Now I get it what you tring to push here, AMD is bad for PC games and Nvidia is gaming savior. Same thing was pushed durung mining craze. But the truth is Nvidia hleping minier more than AMD. AMD didnt need to shiped back gpus after mining carze was over, Nvidia did as they producing more gpus for miniers. And it also reflect on Nvidia's finincial result.
Its not AMD, you need to blame Nvidia and their buddy Epic are degrading PC gaming. AMD sponsored dont run like crap on pc, nvidia sponsored one runs like crap on pc and compatating gpus.
Just like we are not blame for AMD's past finincial state ralating to cpu, the same way AMD has no obligation to supply parts for a market that returns zero profit.
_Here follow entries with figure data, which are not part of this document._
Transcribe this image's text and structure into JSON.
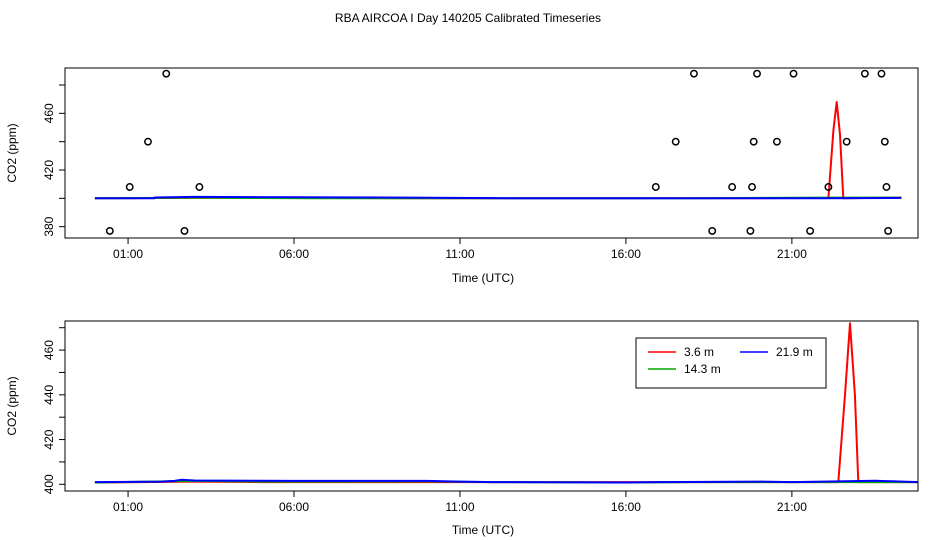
{
  "title": "RBA AIRCOA I  Day 140205  Calibrated Timeseries",
  "chart_data": [
    {
      "type": "line",
      "xlabel": "Time (UTC)",
      "ylabel": "CO2 (ppm)",
      "xlim": [
        -0.9,
        24.8
      ],
      "ylim": [
        372,
        492
      ],
      "xticks": [
        {
          "value": 1,
          "label": "01:00"
        },
        {
          "value": 6,
          "label": "06:00"
        },
        {
          "value": 11,
          "label": "11:00"
        },
        {
          "value": 16,
          "label": "16:00"
        },
        {
          "value": 21,
          "label": "21:00"
        }
      ],
      "yticks": [
        {
          "value": 380,
          "label": "380"
        },
        {
          "value": 400,
          "label": ""
        },
        {
          "value": 420,
          "label": "420"
        },
        {
          "value": 440,
          "label": ""
        },
        {
          "value": 460,
          "label": "460"
        },
        {
          "value": 480,
          "label": ""
        }
      ],
      "series": [
        {
          "color": "#ff0000",
          "points": [
            [
              0,
              400
            ],
            [
              5,
              400.5
            ],
            [
              10,
              400
            ],
            [
              15,
              400
            ],
            [
              20,
              400.2
            ],
            [
              22.1,
              400.3
            ],
            [
              22.25,
              448
            ],
            [
              22.35,
              468
            ],
            [
              22.45,
              445
            ],
            [
              22.55,
              400
            ],
            [
              24.3,
              400.5
            ]
          ]
        },
        {
          "color": "#00aa00",
          "points": [
            [
              0,
              400
            ],
            [
              3,
              400.5
            ],
            [
              6.5,
              400
            ],
            [
              12.5,
              400
            ],
            [
              16,
              400
            ],
            [
              18,
              400
            ],
            [
              22,
              400.5
            ],
            [
              24.3,
              400.5
            ]
          ]
        },
        {
          "color": "#0000ff",
          "points": [
            [
              0,
              400
            ],
            [
              1.8,
              400
            ],
            [
              1.8,
              400.6
            ],
            [
              3,
              401
            ],
            [
              9.5,
              400.5
            ],
            [
              12.5,
              400
            ],
            [
              16,
              400
            ],
            [
              18,
              400
            ],
            [
              22,
              400
            ],
            [
              24.3,
              400.3
            ]
          ]
        }
      ],
      "outlier_markers": {
        "style": "open-circle",
        "points": [
          [
            0.45,
            377
          ],
          [
            1.05,
            408
          ],
          [
            1.6,
            440
          ],
          [
            2.15,
            488
          ],
          [
            2.7,
            377
          ],
          [
            3.15,
            408
          ],
          [
            16.9,
            408
          ],
          [
            17.5,
            440
          ],
          [
            18.05,
            488
          ],
          [
            18.6,
            377
          ],
          [
            19.2,
            408
          ],
          [
            19.75,
            377
          ],
          [
            19.8,
            408
          ],
          [
            19.85,
            440
          ],
          [
            19.95,
            488
          ],
          [
            20.55,
            440
          ],
          [
            21.05,
            488
          ],
          [
            21.55,
            377
          ],
          [
            22.1,
            408
          ],
          [
            22.65,
            440
          ],
          [
            23.2,
            488
          ],
          [
            23.7,
            488
          ],
          [
            23.8,
            440
          ],
          [
            23.85,
            408
          ],
          [
            23.9,
            377
          ]
        ]
      }
    },
    {
      "type": "line",
      "xlabel": "Time (UTC)",
      "ylabel": "CO2 (ppm)",
      "xlim": [
        -0.9,
        24.8
      ],
      "ylim": [
        397,
        473
      ],
      "xticks": [
        {
          "value": 1,
          "label": "01:00"
        },
        {
          "value": 6,
          "label": "06:00"
        },
        {
          "value": 11,
          "label": "11:00"
        },
        {
          "value": 16,
          "label": "16:00"
        },
        {
          "value": 21,
          "label": "21:00"
        }
      ],
      "yticks": [
        {
          "value": 400,
          "label": "400"
        },
        {
          "value": 410,
          "label": ""
        },
        {
          "value": 420,
          "label": "420"
        },
        {
          "value": 430,
          "label": ""
        },
        {
          "value": 440,
          "label": "440"
        },
        {
          "value": 450,
          "label": ""
        },
        {
          "value": 460,
          "label": "460"
        },
        {
          "value": 470,
          "label": ""
        }
      ],
      "legend": {
        "position": "top-right",
        "entries": [
          {
            "label": "3.6 m",
            "color": "#ff0000"
          },
          {
            "label": "14.3 m",
            "color": "#00aa00"
          },
          {
            "label": "21.9 m",
            "color": "#0000ff"
          }
        ]
      },
      "series": [
        {
          "name": "3.6 m",
          "color": "#ff0000",
          "points": [
            [
              0,
              400.8
            ],
            [
              3,
              401.2
            ],
            [
              5,
              401
            ],
            [
              10,
              401
            ],
            [
              15,
              401
            ],
            [
              20,
              401
            ],
            [
              22.4,
              401
            ],
            [
              22.6,
              440
            ],
            [
              22.75,
              472
            ],
            [
              22.9,
              440
            ],
            [
              23.0,
              401
            ],
            [
              24.8,
              401
            ]
          ]
        },
        {
          "name": "14.3 m",
          "color": "#00aa00",
          "points": [
            [
              0,
              400.8
            ],
            [
              3,
              401.5
            ],
            [
              5,
              401.2
            ],
            [
              10,
              401.3
            ],
            [
              12,
              401
            ],
            [
              16,
              400.8
            ],
            [
              18,
              401
            ],
            [
              20,
              401
            ],
            [
              22,
              401
            ],
            [
              24.8,
              401
            ]
          ]
        },
        {
          "name": "21.9 m",
          "color": "#0000ff",
          "points": [
            [
              0,
              401
            ],
            [
              2,
              401.2
            ],
            [
              2.4,
              401.5
            ],
            [
              2.6,
              402
            ],
            [
              3,
              401.7
            ],
            [
              6,
              401.5
            ],
            [
              10,
              401.5
            ],
            [
              11,
              401.2
            ],
            [
              12,
              401
            ],
            [
              16,
              400.8
            ],
            [
              17,
              401
            ],
            [
              20,
              401.2
            ],
            [
              21,
              401
            ],
            [
              23.5,
              401.6
            ],
            [
              24.8,
              401
            ]
          ]
        }
      ]
    }
  ]
}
I have no interest in pointless "camp" warfare. I don't consider a duopoly to be adequate competition in the first place. The last thing a person with that view would want to do is cheerlead for one of the duopoly companies. Facts are: AMD is working against the PC gaming platform with its consoles, in cahoots with Sony and MS. Why? Because it's profitable for those companies. AMD is trying to sell small dies at higher prices to increase margin. That's profitable for AMD but not necessarily for us. We can hope that the margin will trickle down but a lot of the time the situation is worse for us than it should be. Right now, PC gaming is fragmented unnecessarily into three artificially incompatible x86 platforms. Things will be less drastically dire once the "consoles" get Zen CPUs, instead of the horrid Jaguar, but the problem will still remain. It will be a drag on PC gaming.
It's time to stop paying the MS tax of Windows to get DX for gaming and it's time to stop paying the console tax. Or, we can continue to waste our lives with useless "AMD vs. Nvidia" tripe.
I would like people to start pushing Vulkan with OpenGL on Linux and the unification of x86 gaming.
Small dies aren't always bad. If yields are really good then they can be a good option for midrange and low-end parts. What they generally aren't very helpful for is high-end performance GPUs, the kind most enthusiasts care about. When a company refuses to produce those parts then it's tempting for them to overcharge for small die parts with excessive clock speed to try to overcome the inherent processing deficit. And/or the competition will keep prices high because of a lack of a competing product, which can, in turn, lead to increased prices in the midrange. Small dies can also work with the chiplet approach, apparently. Let's hope that AMD will find a way to stick together enough chiplets to get some competition into the high-end gaming space. But, instead of just hoping, we should also try to get at least one more company into serious gaming graphics. Apparently Intel is going to try this but since it's part of the CPU duopoly it's hardly ideal from a competition standpoint. But, it would be better than having a weak duopoly which is what we have now, given that AMD isn't even competing at the high end of the GPU space and hasn't for some time.